Pasar Gedhe Harjonagoro Surakarta, Perpaduan Tradisional dan Modern

Untitled-1

Bangunan Pasar Gedhe pada dasarnya dapat dikategorikan sebagai bangunan kolonial. Namun keberadaan sebuah pasar di utara alun-alun Keraton di Jawa tidak lepas dari pemikiran Kosmologi Jawa yang secara tata ruang memisahkan secara simbolik urusan duniawi dan rohani. Oleh karena itu dalam konteks kosmologi tersebut keraton yang dianggap pusat kehidupan rohani pasti terpisah dengan pasar yang secara simbolik merupakan representasi dari kehidupan duniawi. Dari tinjauan tersebut keberadaan sebuah Pasar Gedhe di Surakarta (Gede Jw . yang berarti besar) sudah ada bersamaan dengan berdirinya keraton.
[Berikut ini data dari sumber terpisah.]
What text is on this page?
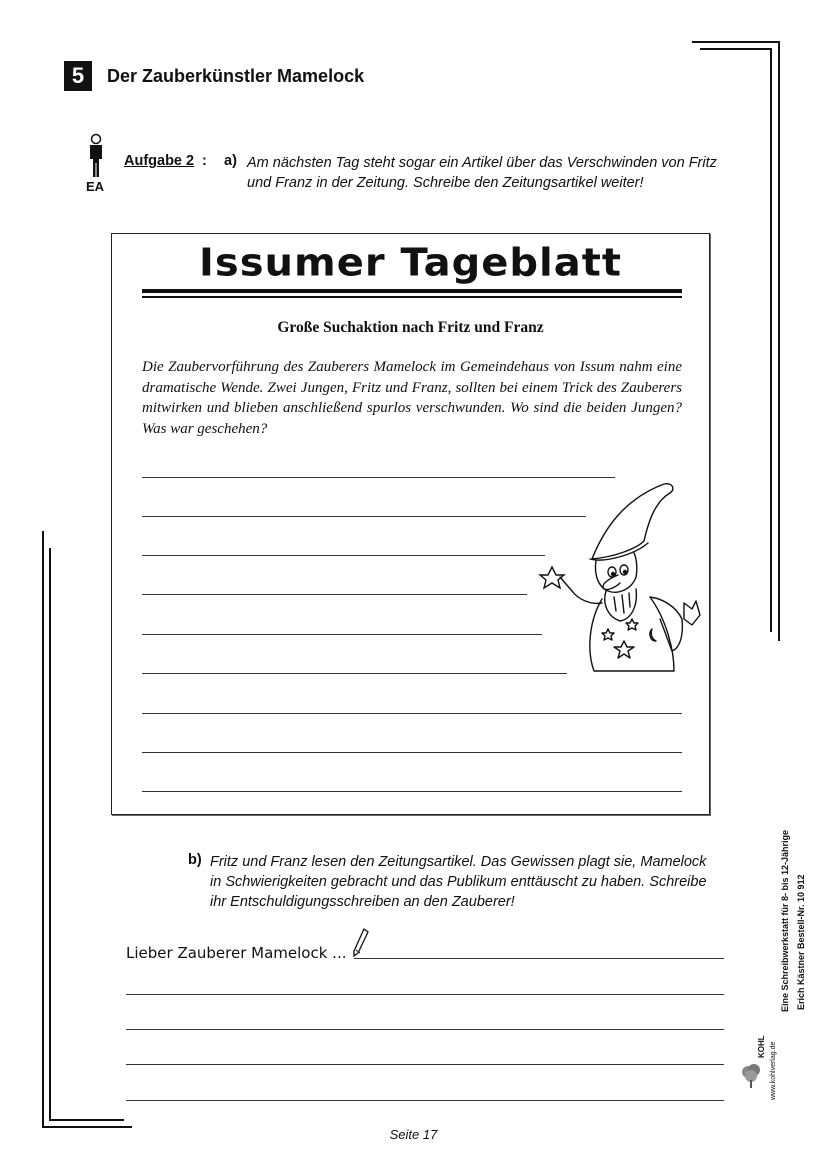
5	Der Zauberkünstler Mamelock
EA
Aufgabe 2 : a) Am nächsten Tag steht sogar ein Artikel über das Verschwinden von Fritz und Franz in der Zeitung. Schreibe den Zeitungsartikel weiter!
Issumer Tageblatt
Große Suchaktion nach Fritz und Franz
Die Zaubervorführung des Zauberers Mamelock im Gemeindehaus von Issum nahm eine dramatische Wende. Zwei Jungen, Fritz und Franz, sollten bei einem Trick des Zauberers mitwirken und blieben anschließend spurlos verschwunden. Wo sind die beiden Jungen? Was war geschehen?
b) Fritz und Franz lesen den Zeitungsartikel. Das Gewissen plagt sie, Mamelock in Schwierigkeiten gebracht und das Publikum enttäuscht zu haben. Schreibe ihr Entschuldigungsschreiben an den Zauberer!
Lieber Zauberer Mamelock ...
Seite 17
Erich Kästner Bestell-Nr. 10 912
Eine Schreibwerkstatt für 8- bis 12-Jährige
www.kohlverlag.de
KOHL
Pasar Gedhe dalam bentuk modern berlantai dua baru mulai dibangun pada 1927. Arsitek pembangunannya adalah Ir. Thomas Karsten. Menurut rencana bangunan pasar ini bergaya Indis. Pilihan bagian perancang Thomas Karsten kiranya tepat karena dialah pencetus konsep tata kota yang ramah dengan ekologi masyarakat dan budaya Hindia yang pada tahun 1920 disebutnya sebagai Indiese Stedebouw. Konsep bangunan pasar modern memberikan rasa nyaman antara penjual dan pembeli dimana transaksi dilaksanakan dalam sebuah ruang yang bersih, terlindung dari sinar matahari, panas dan hujan. Konsep seperti ini tidak didapatkan pada pasar tradisional.

Setelah selesai dibangun Pasar Gedhe diresmikan pada 13 Januari 1930. Peresmian dilakukan oleh Sunan Pakubuwana X didamping oleh GK Ratu Hemas yang saat itu berkenan memberi nama Pasar
Harjonagoro (Kajawen, 14 Januari 1930 ).